The recipe was really easy - it only took about 10 minutes to do. The milk had to sit out at room temperature for about 12 hours, so Sunday morning before work, I drained it into cheesecloth. It wasn't really like the ricotta or paneer I had made before, where the curds separate visibly from the whey. I poured the entire pot into the cheesecloth, and it seemed very watery. I wasn't quite sure how it was going to turn out, but I was really excited to come home from work to find it had set up perfectly. I was happy.

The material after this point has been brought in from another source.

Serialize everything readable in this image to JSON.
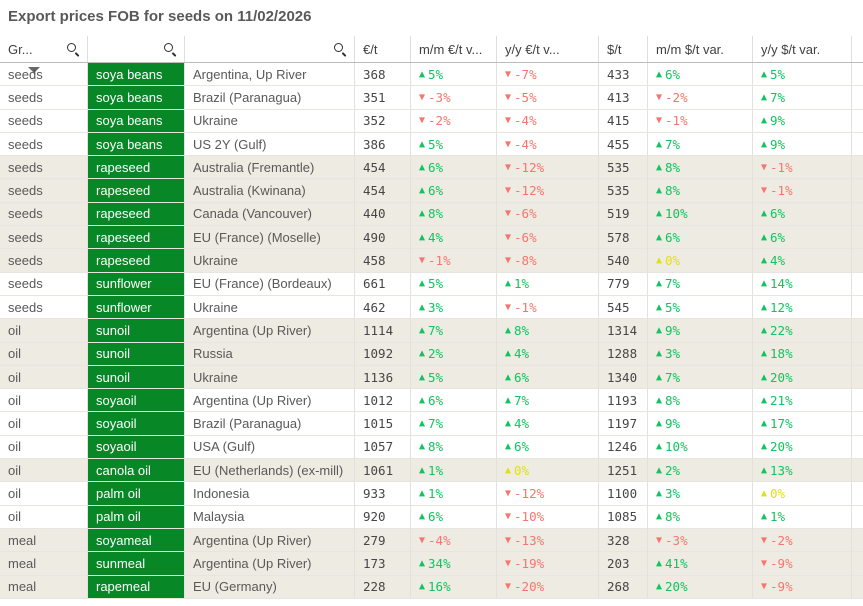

I haven't quite had time to figure out what to do with it yet because on Monday I got really sick. I'll post some pictures once I make something with the cheese. But I will definitely be making more cheese in the future, maybe some goat's cheese, if I can find goat's milk, and feta one day soon too.
From 200 Easy Homemade Cheese Recipes
4L whole milk
1/4 tsp aroma or mesophilic culture
2 drops liquid rennet
- In a large pot, warm milk over medium heat to 77F (25C), stirring gently to prevent scorching. Remove from heat.
- Sprinkle culture over surface of milk and let stand about 5 minutes to rehydrate.
- Using a skimmer and an up-and-down motion, gently draw culture down into milk without breaking surface of milk.
- Dilute rennet in 1 tablespoon of cool water.
- Add diluted rennet to milk. Using same up-and-down motion, draw rennet down into milk until well blended.
- Cover and let set at room temperature in a draft-free location for 12 hours.
- Using a skimmer, ladle curd into a cloth-lined colander and let drain. The draining will take several hours, depending on how firm you want your final product to be.
- Remove cheese from cloth and place in a bowl. Weigh cheese, then add 1% of the weight in salt.
- Store in the coldest part of the refrigerator for up to 2 weeks.